Efforts by Chinese supermarket chain Yonghui Superstores to increase its stake in another Chinese retailer have met resistance, possibly due to national security concerns.
Yonghui has signed a memorandum of cooperation with Wuhan State-Owned Assets Management Ltd. Co., agreeing to drop its previous plans to become the biggest shareholder of retailing peer Wuhan-based Zhongbai Holdings, Yonghui said in a statement on Tuesday.
Wuhan State-Owned Assets Management is wholly owned by Wuhan State-Owned Assets Supervision and Administration Commission, which has a 34.9% stake in Zhongbai, making it the biggest shareholder. Yonghui is the second-biggest shareholder with a 29.9% stake, according to public data.

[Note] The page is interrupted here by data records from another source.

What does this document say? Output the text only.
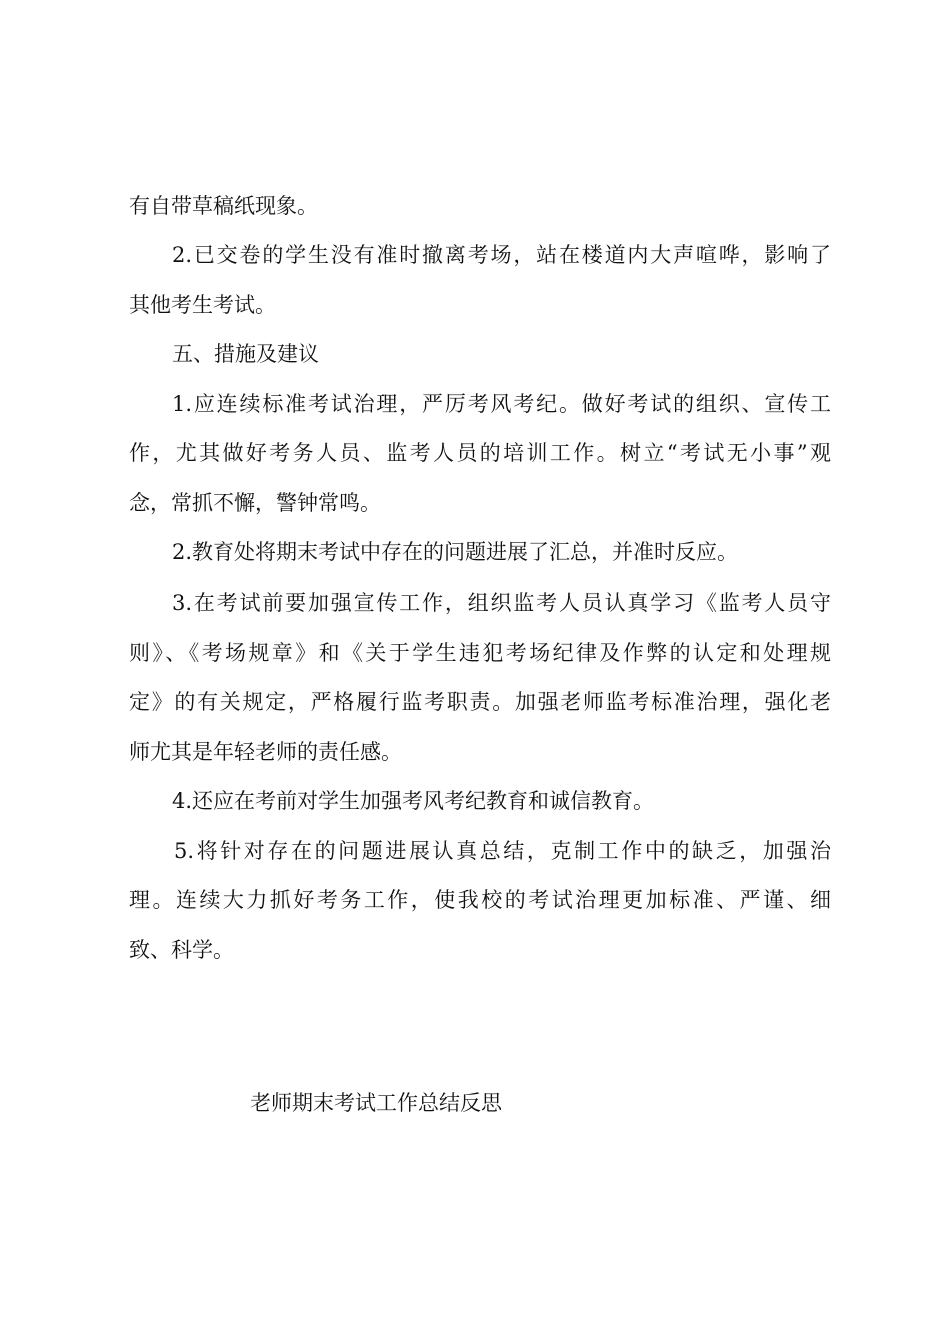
有自带草稿纸现象。

2.已交卷的学生没有准时撤离考场，站在楼道内大声喧哗，影响了

其他考生考试。

五、措施及建议

1.应连续标准考试治理，严厉考风考纪。做好考试的组织、宣传工

作，尤其做好考务人员、监考人员的培训工作。树立“考试无小事”观

念，常抓不懈，警钟常鸣。

2.教育处将期末考试中存在的问题进展了汇总，并准时反应。

3.在考试前要加强宣传工作，组织监考人员认真学习《监考人员守

则》、《考场规章》和《关于学生违犯考场纪律及作弊的认定和处理规

定》的有关规定，严格履行监考职责。加强老师监考标准治理，强化老

师尤其是年轻老师的责任感。

4.还应在考前对学生加强考风考纪教育和诚信教育。

5.将针对存在的问题进展认真总结，克制工作中的缺乏，加强治

理。连续大力抓好考务工作，使我校的考试治理更加标准、严谨、细

致、科学。

老师期末考试工作总结反思
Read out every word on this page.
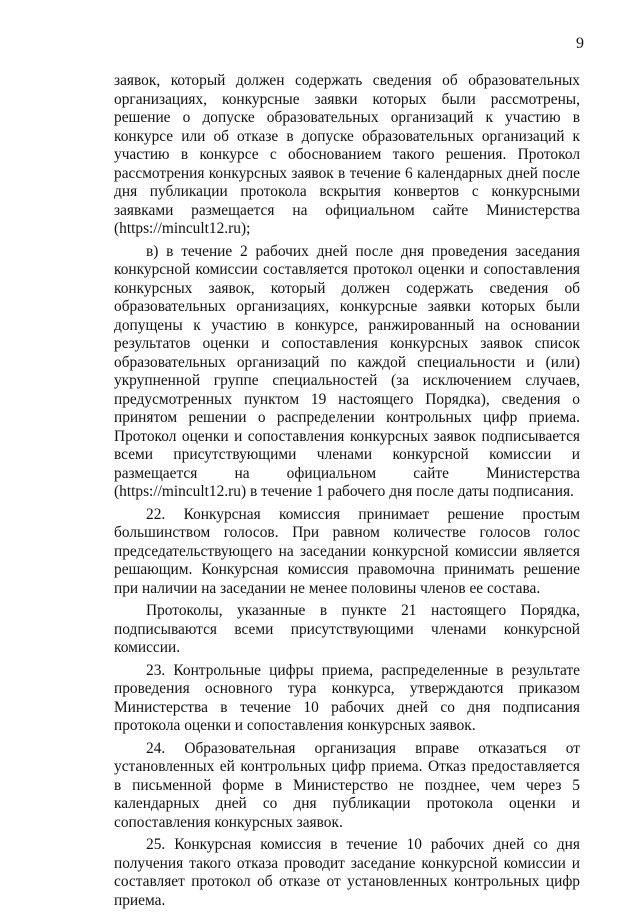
9

заявок, который должен содержать сведения об образовательных организациях, конкурсные заявки которых были рассмотрены, решение о допуске образовательных организаций к участию в конкурсе или об отказе в допуске образовательных организаций к участию в конкурсе с обоснованием такого решения. Протокол рассмотрения конкурсных заявок в течение 6 календарных дней после дня публикации протокола вскрытия конвертов с конкурсными заявками размещается на официальном сайте Министерства (https://mincult12.ru);

в) в течение 2 рабочих дней после дня проведения заседания конкурсной комиссии составляется протокол оценки и сопоставления конкурсных заявок, который должен содержать сведения об образовательных организациях, конкурсные заявки которых были допущены к участию в конкурсе, ранжированный на основании результатов оценки и сопоставления конкурсных заявок список образовательных организаций по каждой специальности и (или) укрупненной группе специальностей (за исключением случаев, предусмотренных пунктом 19 настоящего Порядка), сведения о принятом решении о распределении контрольных цифр приема. Протокол оценки и сопоставления конкурсных заявок подписывается всеми присутствующими членами конкурсной комиссии и размещается на официальном сайте Министерства (https://mincult12.ru) в течение 1 рабочего дня после даты подписания.

22. Конкурсная комиссия принимает решение простым большинством голосов. При равном количестве голосов голос председательствующего на заседании конкурсной комиссии является решающим. Конкурсная комиссия правомочна принимать решение при наличии на заседании не менее половины членов ее состава.

Протоколы, указанные в пункте 21 настоящего Порядка, подписываются всеми присутствующими членами конкурсной комиссии.

23. Контрольные цифры приема, распределенные в результате проведения основного тура конкурса, утверждаются приказом Министерства в течение 10 рабочих дней со дня подписания протокола оценки и сопоставления конкурсных заявок.

24. Образовательная организация вправе отказаться от установленных ей контрольных цифр приема. Отказ предоставляется в письменной форме в Министерство не позднее, чем через 5 календарных дней со дня публикации протокола оценки и сопоставления конкурсных заявок.

25. Конкурсная комиссия в течение 10 рабочих дней со дня получения такого отказа проводит заседание конкурсной комиссии и составляет протокол об отказе от установленных контрольных цифр приема.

The memorandum of cooperation was signed after negotiations held at the request of China’s National Development and Reform Commission (NDRC), according to the statement.
Despite abandoning the stake acquisition plan, Yonghui will be entitled to nominate candidates for the general manager post at Zhongbai, while Wuhan State-Owned Assets Management will be able to nominate candidates for the role of Zhongbai chairman, the statement said.
In a separate statement Zhongbai confirmed that Yonghui had dropped its acquisition plan.
Last month, Yonghui said in a statement that the NDRC had launched a national security investigation into its proposal to increase its stake in Zhongbai to 40% from 29.9%. It is rare for the commission to cite national security concerns when reviewing deals between companies in China’s retail sector.
Dairy Farm, a subsidiary of British conglomerate Jardine Dairy Farm, which itself is a subsidiary of British conglomerate Jardine Matheson, is the biggest shareholder of Yonghui, with a 20% stake in the company. Internet giant Tencent is also a shareholder with a 5.05% stake.